O inferno astral das operadoras de celular parece não ter fim. Depois da suspensão pela Agência Nacional de Telecomunicações (Anatel) da habilitação de novos celulares para TIM, Oi e Claro, que durou 11 dias, agora as empresas entraram no radar da Câmara dos Deputados. Nessa quarta-feira (8), foi protocolado requerimento de criação de uma Comissão Parlamentar de Inquérito (CPI) para apurar os preços cobrados entre as empresas de telefonia móvel para a chamada interco-nexão, que acontece quando a ligação é feita de uma operadora para outra.
Além disso, a Anatel voltou a ameaçar as operadoras com novas suspensões.
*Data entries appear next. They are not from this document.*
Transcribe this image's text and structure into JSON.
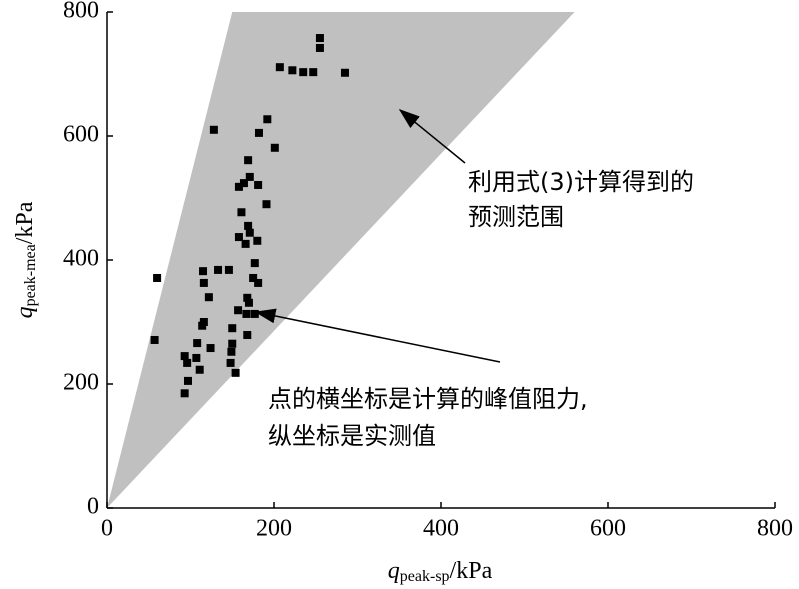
{
  "chart_data": {
    "type": "scatter",
    "x_label": {
      "symbol": "q",
      "sub": "peak-sp",
      "unit": "/kPa"
    },
    "y_label": {
      "symbol": "q",
      "sub": "peak-mea",
      "unit": "/kPa"
    },
    "xlim": [
      0,
      800
    ],
    "ylim": [
      0,
      800
    ],
    "xticks": [
      0,
      200,
      400,
      600,
      800
    ],
    "yticks": [
      0,
      200,
      400,
      600,
      800
    ],
    "region": {
      "x": [
        0,
        150,
        560
      ],
      "y": [
        0,
        800,
        800
      ],
      "color": "#c0c0c0"
    },
    "series": [
      {
        "color": "#000000",
        "x": [
          255,
          255,
          207,
          222,
          235,
          247,
          285,
          128,
          192,
          182,
          201,
          169,
          171,
          164,
          181,
          158,
          191,
          161,
          169,
          171,
          158,
          180,
          166,
          177,
          175,
          181,
          60,
          115,
          133,
          146,
          116,
          168,
          170,
          122,
          157,
          167,
          177,
          116,
          114,
          150,
          168,
          108,
          124,
          150,
          57,
          149,
          93,
          107,
          96,
          148,
          111,
          97,
          154,
          93
        ],
        "y": [
          758,
          742,
          711,
          706,
          703,
          703,
          702,
          610,
          627,
          605,
          581,
          561,
          534,
          524,
          521,
          518,
          490,
          477,
          455,
          444,
          437,
          431,
          426,
          395,
          371,
          363,
          371,
          382,
          384,
          384,
          363,
          339,
          331,
          340,
          319,
          313,
          313,
          300,
          294,
          290,
          279,
          266,
          258,
          265,
          271,
          252,
          245,
          242,
          234,
          234,
          223,
          205,
          218,
          185
        ]
      }
    ],
    "annotations": [
      {
        "lines": [
          "利用式(3)计算得到的",
          "预测范围"
        ]
      },
      {
        "lines": [
          "点的横坐标是计算的峰值阻力,",
          "纵坐标是实测值"
        ]
      }
    ]
  }
}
Nessa quarta-feira, em audiência pública conjunta das comissões de Ciência e Tecnologia e de Defesa do Consumidor do Senado, o presidente da agência, João Rezende, disse que a Anatel vai realizar trimestralmente fiscalizações nas empresas para verificar a qualidade dos serviços. Os fiscais vão monitorar o desempenho das empresas em todos os estados, município por município, disse Rezende. E que nas cidades maiores o acompanhamento será feito antena por antena. Em novembro, a Anatel deverá apresentar ao Senado o primeiro balanço desta fiscalização.
“Não está descartada nova suspensão de vendas de chips e multas às empresas que não cumprirem as metas de qualidade”, afirmou Rezende.
Tim pressionada
A TIM é, atualmente, a empresa sob a maior pressão em função das suspeitas de que a empresa estaria deliberadamente provocando queda nas ligações dos aparelhos inscritos no programa Infinity, que oferece tarifa única da ligação, independentemente do tempo de uso. Um relatório elaborado por fiscais da agência em março, mas que veio a conhecimento público apenas nesta semana, apontou que a queda das ligações dos celulares da TIM no programa Infinity é quatro vezes maior do que o de outras empresas.
Nessa quarta, o ministro das Comunicações, Paulo Bernardo, que também participou da audiência pública no Senado, disse que pediu que a Anatel agilizasse o processo de apuração, para que deixasse o “caso esclarecido o quanto antes”.
“Tem que ter a apuração rigorosa, mas não podemos nos precipitar”, disse o ministro. A Anatel deverá concluir até novembro a análise do relatório sobre a queda das ligações da TIM.
Nessa quarta-feira (8), o vice-presidente da TIM, Mario Girassoli, negou que a empresa tenha derrubado as ligações de forma propositada. Ele disse que este tipo de prática é fraude e crime. Ele também defendeu que a apuração seja feita o mais rápido possível. “Uma coisa é qualidade de serviços o negócio, outra é a ética do negócio”, disse Girassoli.